Ginzburg-Landau minimizers with high topological degrees in an annulus

TL;DR

This paper investigates the asymptotic behavior of Ginzburg-Landau energy minimizers in an annulus, revealing a critical degree for vortex configurations influenced by boundary conditions and the GL parameter.

Contribution

It provides a detailed analysis of vortex structures in annular domains, identifying a critical degree for the emergence of giant vortices and their interaction with boundary vortices.

Findings

Existence of a critical degree |ln ε| for vortex type transition.

Giant vortices form below the critical degree, while mixed vortex configurations occur above.

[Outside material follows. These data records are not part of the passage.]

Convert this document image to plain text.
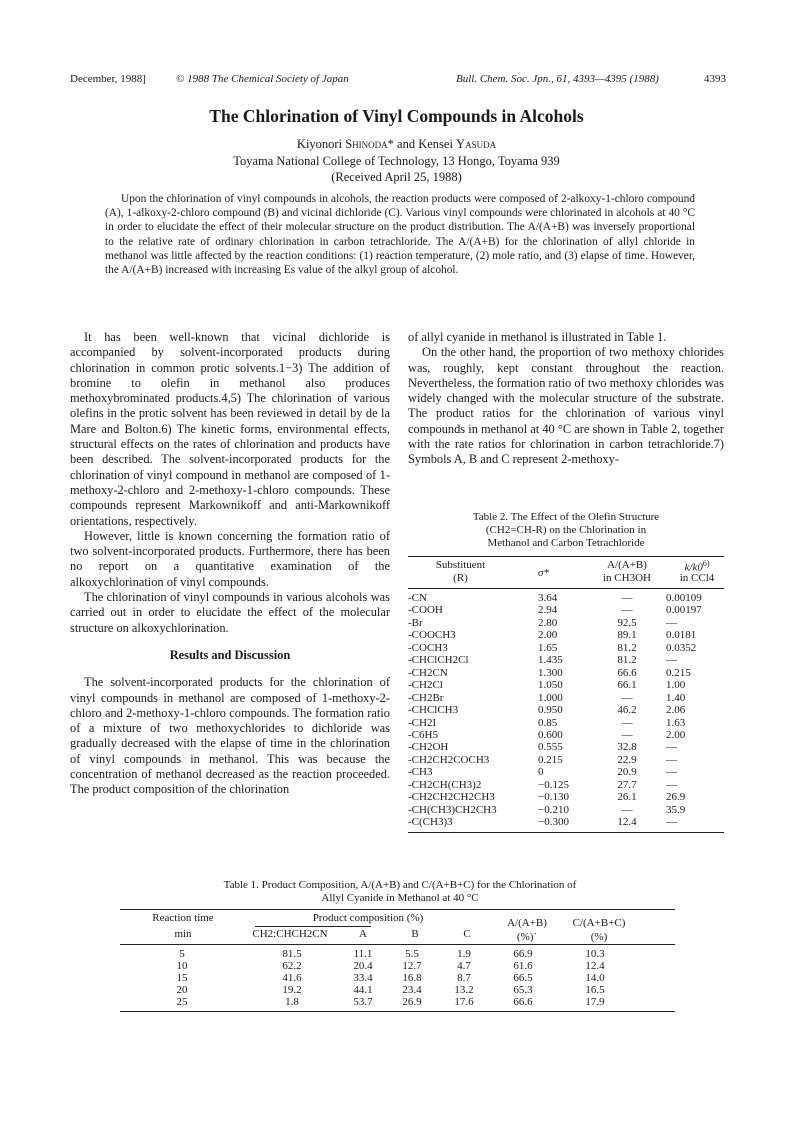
December, 1988]	© 1988 The Chemical Society of Japan	Bull. Chem. Soc. Jpn., 61, 4393—4395 (1988)	4393
The Chlorination of Vinyl Compounds in Alcohols
Kiyonori Shinoda* and Kensei Yasuda
Toyama National College of Technology, 13 Hongo, Toyama 939
(Received April 25, 1988)
Upon the chlorination of vinyl compounds in alcohols, the reaction products were composed of 2-alkoxy-1-chloro compound (A), 1-alkoxy-2-chloro compound (B) and vicinal dichloride (C). Various vinyl compounds were chlorinated in alcohols at 40 °C in order to elucidate the effect of their molecular structure on the product distribution. The A/(A+B) was inversely proportional to the relative rate of ordinary chlorination in carbon tetrachloride. The A/(A+B) for the chlorination of allyl chloride in methanol was little affected by the reaction conditions: (1) reaction temperature, (2) mole ratio, and (3) elapse of time. However, the A/(A+B) increased with increasing Es value of the alkyl group of alcohol.

It has been well-known that vicinal dichloride is accompanied by solvent-incorporated products during chlorination in common protic solvents.1−3) The addition of bromine to olefin in methanol also produces methoxybrominated products.4,5) The chlorination of various olefins in the protic solvent has been reviewed in detail by de la Mare and Bolton.6) The kinetic forms, environmental effects, structural effects on the rates of chlorination and products have been described. The solvent-incorporated products for the chlorination of vinyl compound in methanol are composed of 1-methoxy-2-chloro and 2-methoxy-1-chloro compounds. These compounds represent Markownikoff and anti-Markownikoff orientations, respectively.

However, little is known concerning the formation ratio of two solvent-incorporated products. Furthermore, there has been no report on a quantitative examination of the alkoxychlorination of vinyl compounds.

The chlorination of vinyl compounds in various alcohols was carried out in order to elucidate the effect of the molecular structure on alkoxychlorination.

Results and Discussion

The solvent-incorporated products for the chlorination of vinyl compounds in methanol are composed of 1-methoxy-2-chloro and 2-methoxy-1-chloro compounds. The formation ratio of a mixture of two methoxychlorides to dichloride was gradually decreased with the elapse of time in the chlorination of vinyl compounds in methanol. This was because the concentration of methanol decreased as the reaction proceeded. The product composition of the chlorination

of allyl cyanide in methanol is illustrated in Table 1.

On the other hand, the proportion of two methoxy chlorides was, roughly, kept constant throughout the reaction. Nevertheless, the formation ratio of two methoxy chlorides was widely changed with the molecular structure of the substrate. The product ratios for the chlorination of various vinyl compounds in methanol at 40 °C are shown in Table 2, together with the rate ratios for chlorination in carbon tetrachloride.7) Symbols A, B and C represent 2-methoxy-

Table 2. The Effect of the Olefin Structure
(CH2=CH-R) on the Chlorination in
Methanol and Carbon Tetrachloride
Substituent
(R)	σ*
A/(A+B)
in CH3OH
k/k0$^{6)}$
in CCl4
-CN	3.64	—	0.00109
-COOH	2.94	—	0.00197
-Br	2.80	92.5	—
-COOCH3	2.00	89.1	0.0181
-COCH3	1.65	81.2	0.0352
-CHClCH2Cl	1.435	81.2	—
-CH2CN	1.300	66.6	0.215
-CH2Cl	1.050	66.1	1.00
-CH2Br	1.000	—	1.40
-CHClCH3	0.950	46.2	2.06
-CH2I	0.85	—	1.63
-C6H5	0.600	—	2.00
-CH2OH	0.555	32.8	—
-CH2CH2COCH3	0.215	22.9	—
-CH3	0	20.9	—
-CH2CH(CH3)2	−0.125	27.7	—
-CH2CH2CH2CH3	−0.130	26.1	26.9
-CH(CH3)CH2CH3	−0.210	—	35.9
-C(CH3)3	−0.300	12.4	—
Table 1. Product Composition, A/(A+B) and C/(A+B+C) for the Chlorination of
Allyl Cyanide in Methanol at 40 °C
Reaction time
min
Product composition (%)
CH2:CHCH2CN	A	B	C
A/(A+B)
(%)˙
C/(A+B+C)
(%)
5	81.5	11.1	5.5	1.9	66.9	10.3	
10	62.2	20.4	12.7	4.7	61.6	12.4	
15	41.6	33.4	16.8	8.7	66.5	14.0	
20	19.2	44.1	23.4	13.2	65.3	16.5	
25	1.8	53.7	26.9	17.6	66.6	17.9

As the GL parameter tends to zero, vortices tend to the outer boundary.

Abstract

Motivated by recent experiments on fermionic rings, we study the asymptotic behaviour of minimizers of the Ginzburg-Landau (GL) energy in an annulus with a Dirichlet data which depends on the GL parameter on the outer boundary. We show that there is a critical degree of order $|\ln \varepsilon|$ under which the ground state displays a giant vortex and above which minimizers exhibit a combination of a giant vortex and vortices which tend to the outer boundary as the GL parameter tends to zero. Our analysis relies on the construction of suitable upper and lower bounds, on the extension to a slightly bigger annulus and on the minimization of the mean-field energy appearing in the lower bound. In order to be able to derive the minimum of this energy we use the symmetry of the domain and criticality with respect to inner variations.